Ils mettent à terre leur encombrante compagne. Enfin, ils sont seuls ! Hélas ! c’est dans la cohue de l’arrivée. Devant la gare, Hélène s’arrête. Elle a repris son sourire clair et résolu, et tend la main à Jean :
— Alors, ici l’on se dit adieu…
— Vous n’imaginez pas, Hélène, que je vais vous laisser rentrer seule…
— Oh ! je suis très habituée à circuler sans protection !
— Bien entendu ! Mais, par la faute de cette insipide vieille femme, j’ai perdu la fin de notre voyage. Alors, pour me dédommager, il faut me permettre de vous conduire jusqu’à votre porte… Dieu sait maintenant quand nous nous retrouverons ! Et comment ! Nos milieux respectifs vont nous ressaisir…
— Naturellement ! répond-elle d’un accent qu’il trouverait étrange s’il n’était préoccupé de son désir de l’accompagner.

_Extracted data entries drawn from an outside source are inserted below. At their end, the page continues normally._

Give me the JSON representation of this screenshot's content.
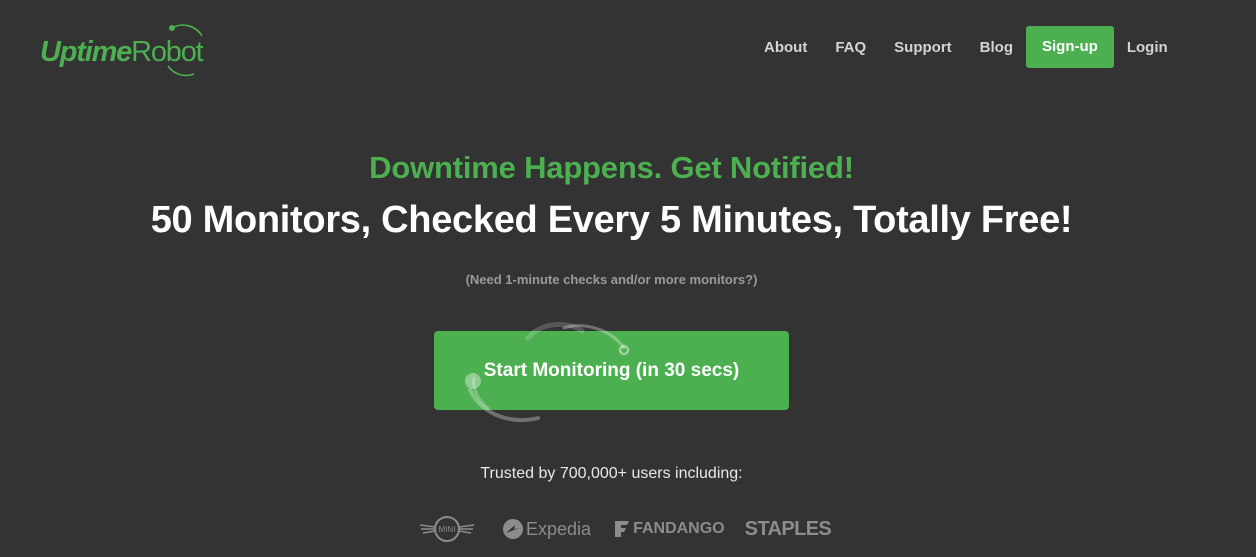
{
  "brand": {
    "logo_part1": "Uptime",
    "logo_part2": "Robot"
  },
  "nav": {
    "items": [
      "About",
      "FAQ",
      "Support",
      "Blog"
    ],
    "signup": "Sign-up",
    "login": "Login"
  },
  "hero": {
    "tagline": "Downtime Happens. Get Notified!",
    "headline": "50 Monitors, Checked Every 5 Minutes, Totally Free!",
    "subnote": "(Need 1-minute checks and/or more monitors?)",
    "cta": "Start Monitoring (in 30 secs)"
  },
  "trust": {
    "text": "Trusted by 700,000+ users including:",
    "brands": [
      "MINI",
      "Expedia",
      "FANDANGO",
      "STAPLES"
    ]
  },
  "colors": {
    "background": "#333333",
    "accent": "#4caf50",
    "nav_text": "#d4d4d4"
  }
}
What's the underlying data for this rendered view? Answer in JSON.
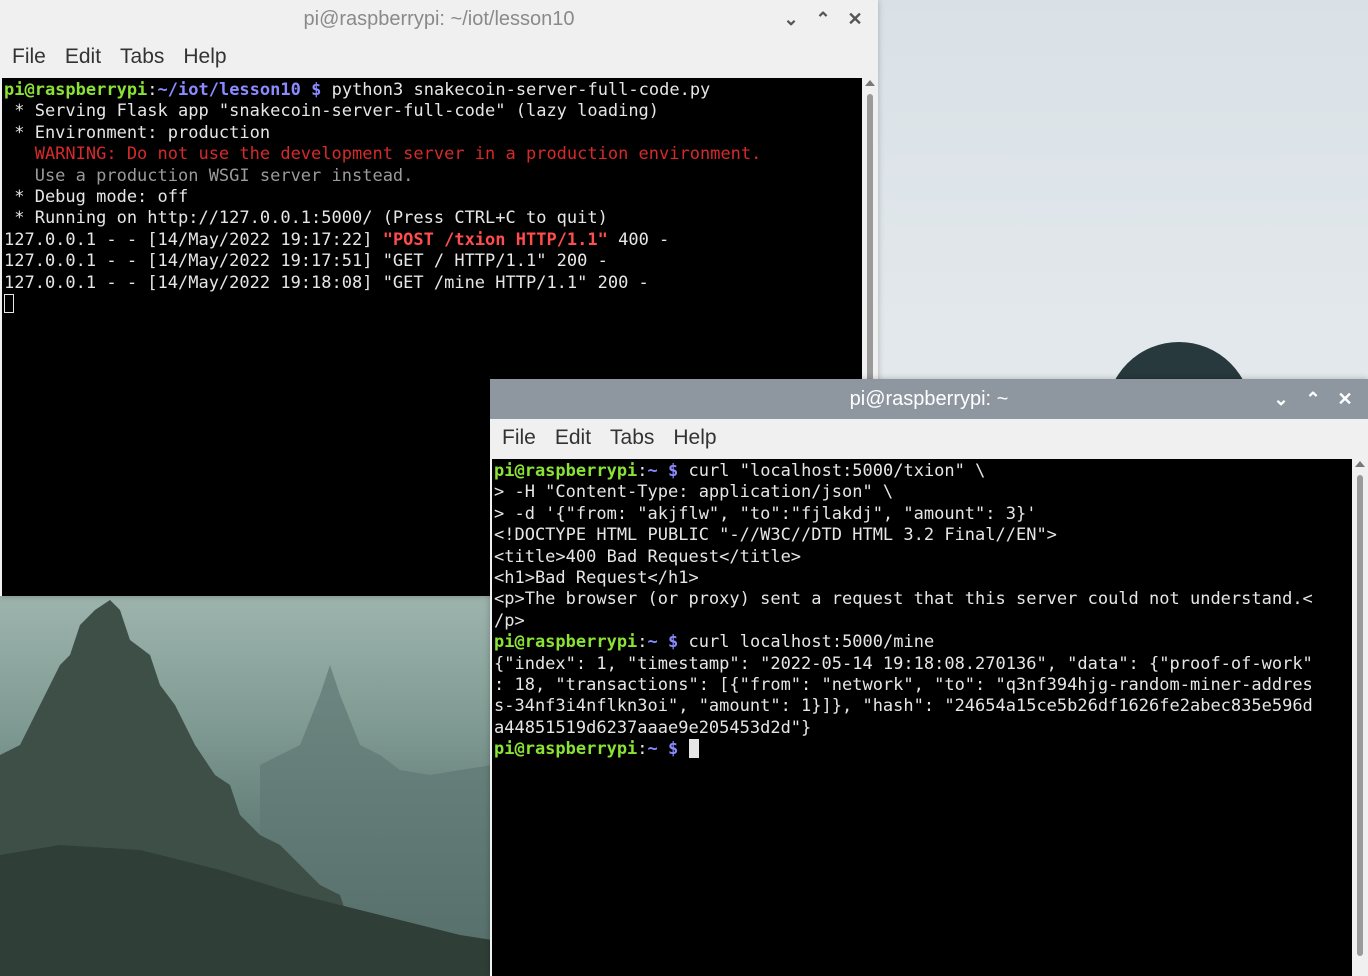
{
  "windows": [
    {
      "title": "pi@raspberrypi: ~/iot/lesson10",
      "menu": [
        "File",
        "Edit",
        "Tabs",
        "Help"
      ],
      "prompt_user": "pi@raspberrypi",
      "prompt_sep": ":",
      "prompt_path": "~/iot/lesson10",
      "prompt_symbol": "$",
      "command": "python3 snakecoin-server-full-code.py",
      "output": {
        "l1": " * Serving Flask app \"snakecoin-server-full-code\" (lazy loading)",
        "l2": " * Environment: production",
        "warning": "   WARNING: Do not use the development server in a production environment.",
        "wsgi": "   Use a production WSGI server instead.",
        "l5": " * Debug mode: off",
        "l6": " * Running on http://127.0.0.1:5000/ (Press CTRL+C to quit)",
        "log1_pre": "127.0.0.1 - - [14/May/2022 19:17:22] ",
        "log1_req": "\"POST /txion HTTP/1.1\"",
        "log1_post": " 400 -",
        "log2": "127.0.0.1 - - [14/May/2022 19:17:51] \"GET / HTTP/1.1\" 200 -",
        "log3": "127.0.0.1 - - [14/May/2022 19:18:08] \"GET /mine HTTP/1.1\" 200 -"
      }
    },
    {
      "title": "pi@raspberrypi: ~",
      "menu": [
        "File",
        "Edit",
        "Tabs",
        "Help"
      ],
      "prompt_user": "pi@raspberrypi",
      "prompt_sep": ":",
      "prompt_path": "~",
      "prompt_symbol": "$",
      "cmd1": "curl \"localhost:5000/txion\" \\",
      "cont1": "> -H \"Content-Type: application/json\" \\",
      "cont2": "> -d '{\"from: \"akjflw\", \"to\":\"fjlakdj\", \"amount\": 3}'",
      "resp1": "<!DOCTYPE HTML PUBLIC \"-//W3C//DTD HTML 3.2 Final//EN\">",
      "resp2": "<title>400 Bad Request</title>",
      "resp3": "<h1>Bad Request</h1>",
      "resp4": "<p>The browser (or proxy) sent a request that this server could not understand.<",
      "resp5": "/p>",
      "cmd2": "curl localhost:5000/mine",
      "json1": "{\"index\": 1, \"timestamp\": \"2022-05-14 19:18:08.270136\", \"data\": {\"proof-of-work\"",
      "json2": ": 18, \"transactions\": [{\"from\": \"network\", \"to\": \"q3nf394hjg-random-miner-addres",
      "json3": "s-34nf3i4nflkn3oi\", \"amount\": 1}]}, \"hash\": \"24654a15ce5b26df1626fe2abec835e596d",
      "json4": "a44851519d6237aaae9e205453d2d\"}"
    }
  ],
  "icons": {
    "minimize": "chevron-down-icon",
    "maximize": "chevron-up-icon",
    "close": "close-icon"
  },
  "colors": {
    "prompt_user": "#8ae234",
    "prompt_path": "#8b8bff",
    "warning": "#d62a2a",
    "error_request": "#ff4c4c",
    "active_titlebar": "#8e969f"
  }
}
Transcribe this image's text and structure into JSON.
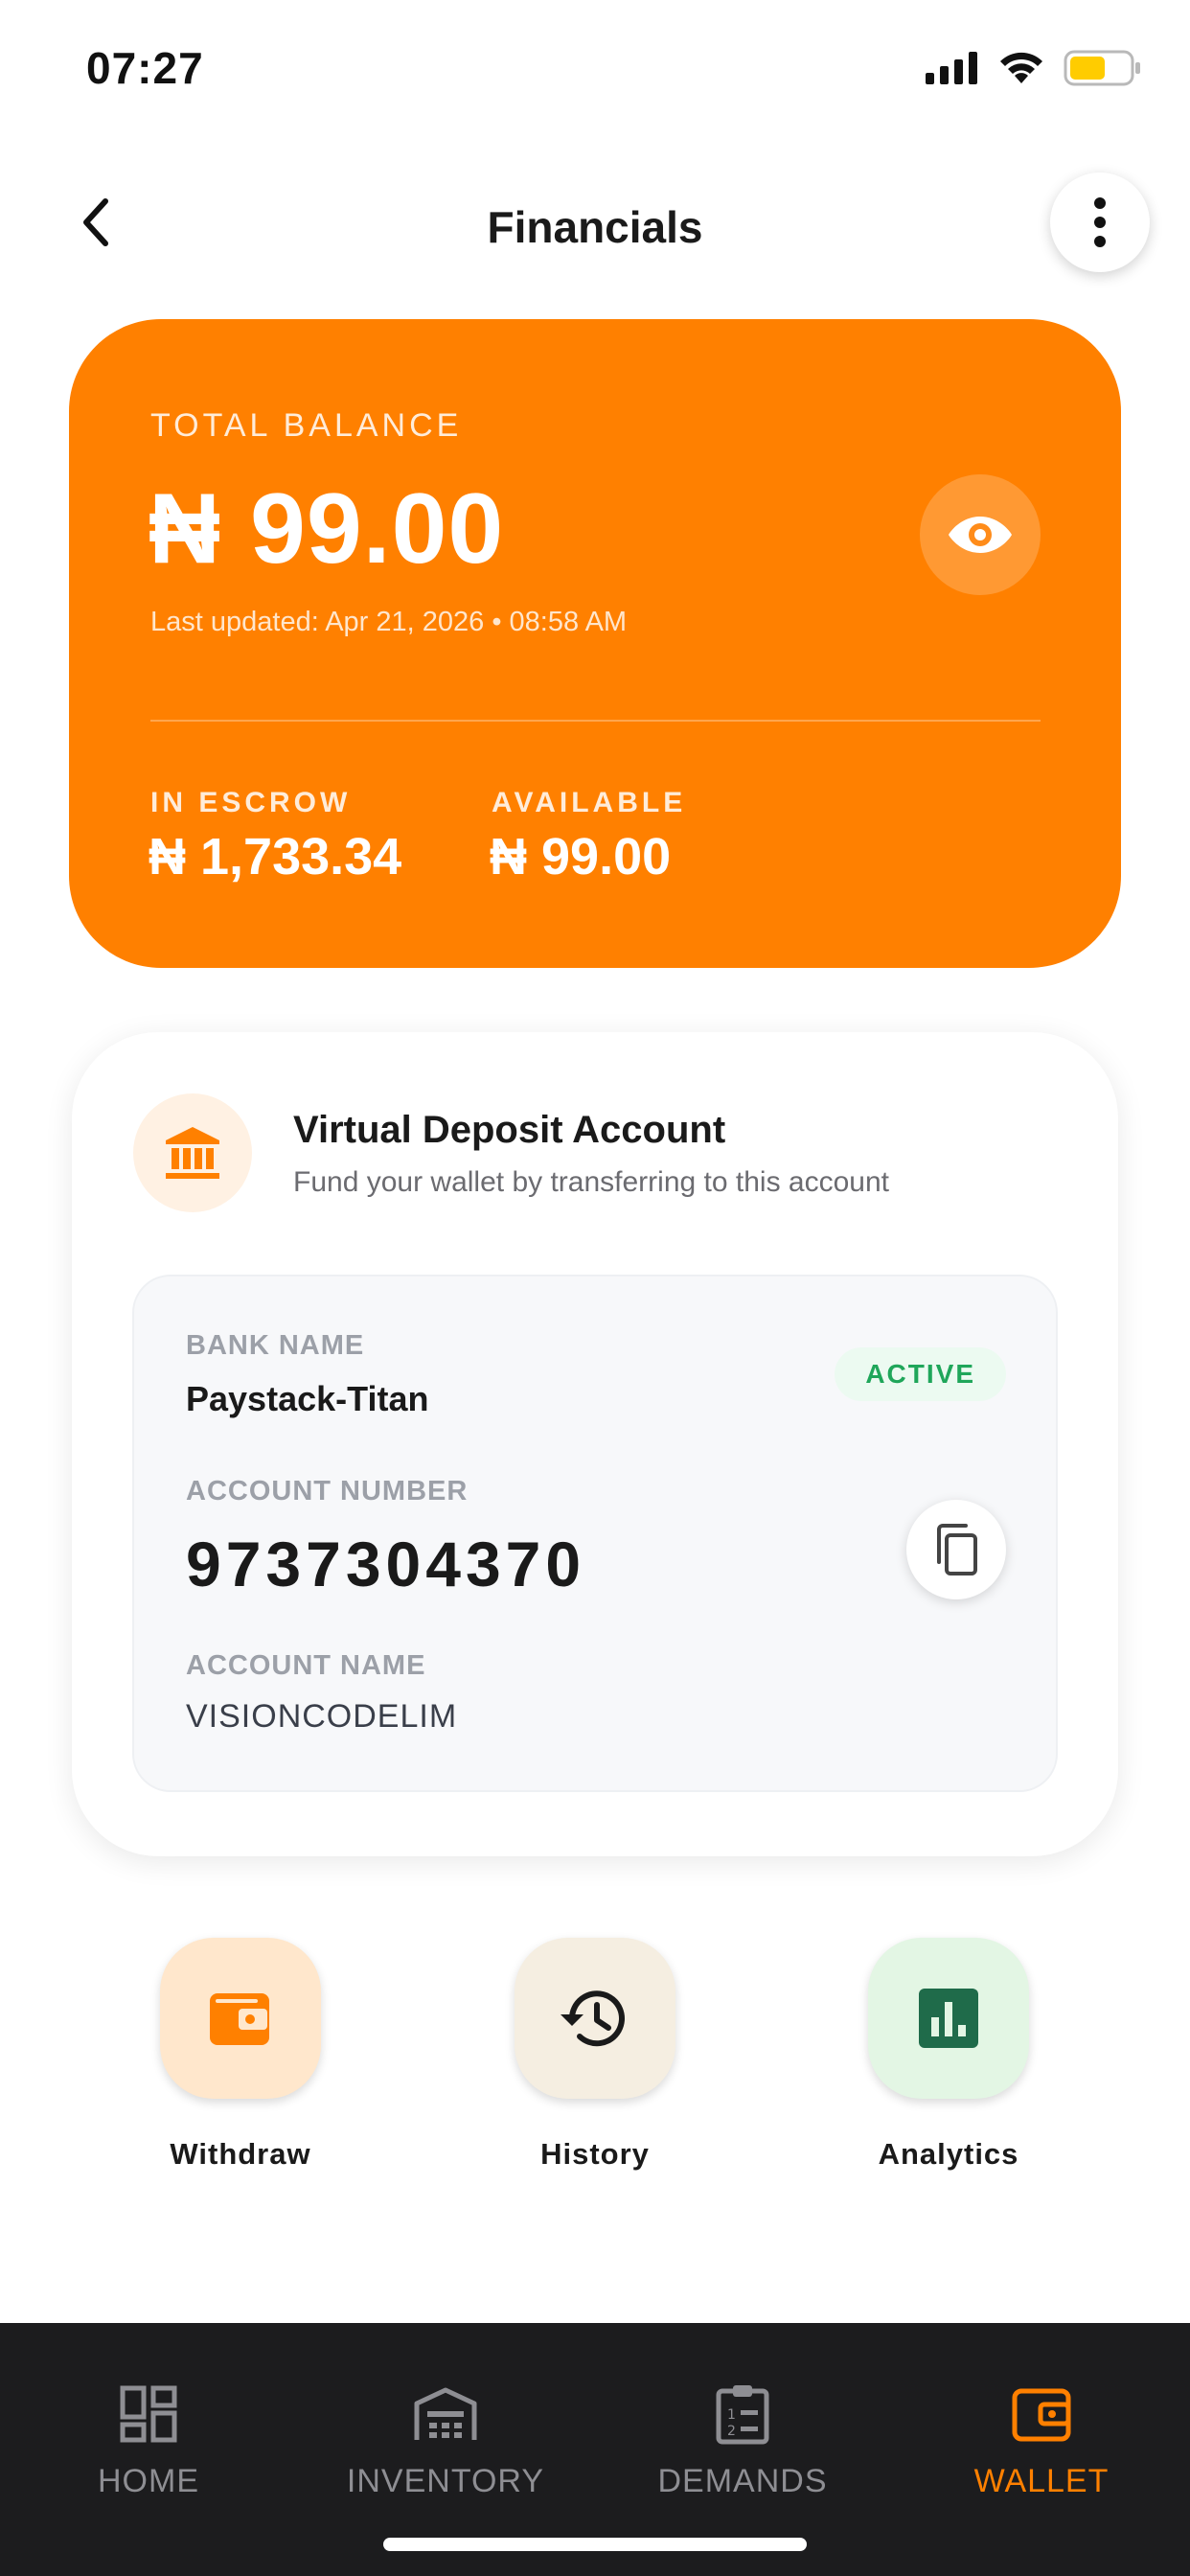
{
  "status_bar": {
    "time": "07:27",
    "icons": [
      "signal-icon",
      "wifi-icon",
      "battery-icon"
    ]
  },
  "header": {
    "title": "Financials",
    "back_icon": "chevron-left-icon",
    "menu_icon": "more-vertical-icon"
  },
  "balance": {
    "label": "TOTAL BALANCE",
    "amount": "₦ 99.00",
    "last_updated": "Last updated: Apr 21, 2026 • 08:58 AM",
    "eye_icon": "eye-icon",
    "escrow_label": "IN ESCROW",
    "escrow_value": "₦ 1,733.34",
    "available_label": "AVAILABLE",
    "available_value": "₦ 99.00",
    "card_color": "#FF8000"
  },
  "virtual_account": {
    "title": "Virtual Deposit Account",
    "subtitle": "Fund your wallet by transferring to this account",
    "bank_icon": "bank-icon",
    "bank_name_label": "BANK NAME",
    "bank_name": "Paystack-Titan",
    "status": "ACTIVE",
    "account_number_label": "ACCOUNT NUMBER",
    "account_number": "9737304370",
    "account_name_label": "ACCOUNT NAME",
    "account_name": "VISIONCODELIM",
    "copy_icon": "copy-icon"
  },
  "actions": [
    {
      "label": "Withdraw",
      "icon": "wallet-icon",
      "bg": "#FFE7CC",
      "fg": "#FF8000"
    },
    {
      "label": "History",
      "icon": "history-icon",
      "bg": "#F5EEE1",
      "fg": "#1a1a1a"
    },
    {
      "label": "Analytics",
      "icon": "bar-chart-icon",
      "bg": "#E3F6E4",
      "fg": "#1F6B4A"
    }
  ],
  "nav": [
    {
      "label": "HOME",
      "icon": "dashboard-icon",
      "active": false
    },
    {
      "label": "INVENTORY",
      "icon": "warehouse-icon",
      "active": false
    },
    {
      "label": "DEMANDS",
      "icon": "clipboard-list-icon",
      "active": false
    },
    {
      "label": "WALLET",
      "icon": "wallet-icon",
      "active": true
    }
  ],
  "colors": {
    "accent": "#FF8000",
    "active_green": "#1FA65A",
    "nav_bg": "#1C1C1E"
  }
}
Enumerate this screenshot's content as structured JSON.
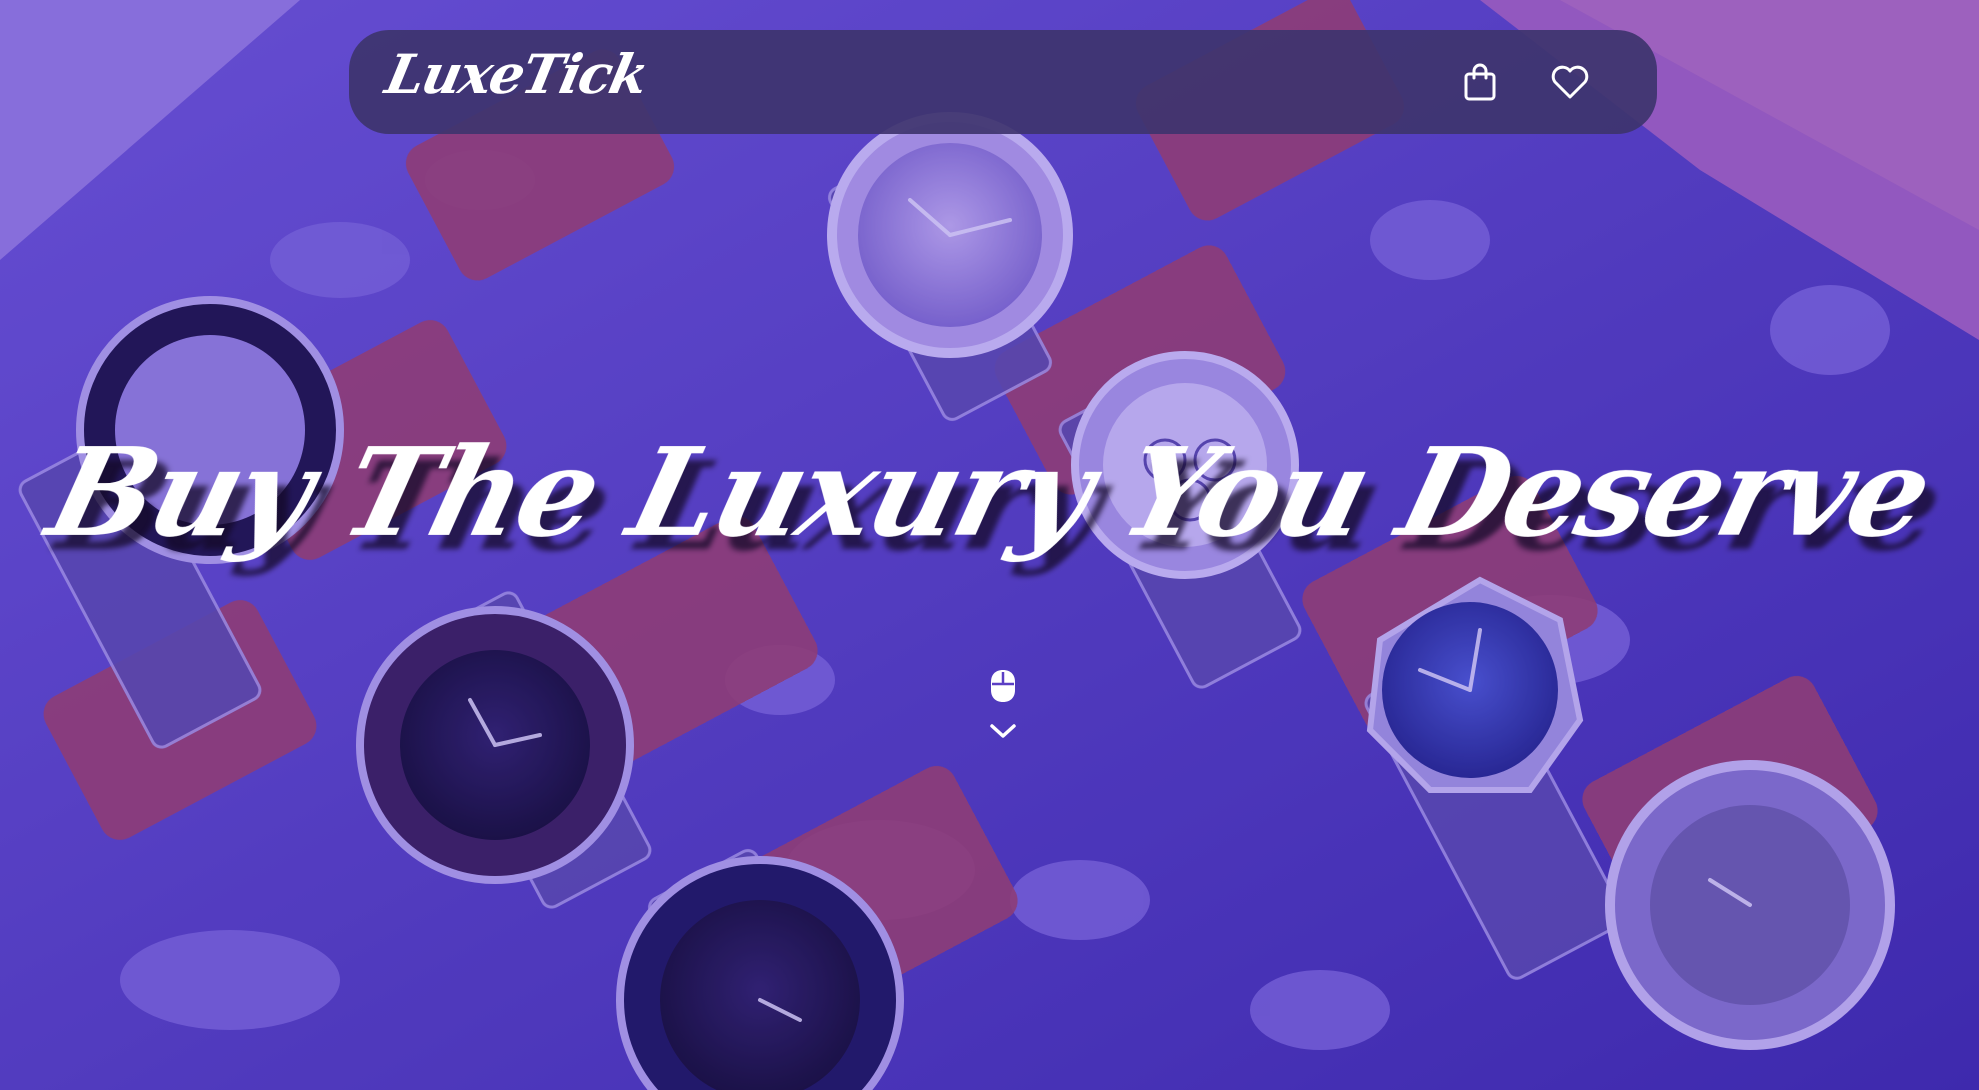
{
  "navbar": {
    "logo_text": "LuxeTick",
    "icons": [
      "shopping-bag-icon",
      "heart-icon"
    ]
  },
  "hero": {
    "headline": "Buy The Luxury You Deserve",
    "scroll_icons": [
      "mouse-icon",
      "chevron-down-icon"
    ]
  },
  "colors": {
    "navbar_bg": "#3e346e",
    "overlay_tint": "#6e50dc",
    "text": "#ffffff"
  }
}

Puisque vous voulez bien prendre la peine de m’escorter, allons vite !
— La peine relative ! Si je vous gêne, partez seule. Je ne veux pas être indiscret ! s’exclame-t-il, presque fâché.
Elle hausse les épaules.
— Mon grand, ne dites pas de sottises ! A moi aussi, cette dernière course fera plaisir !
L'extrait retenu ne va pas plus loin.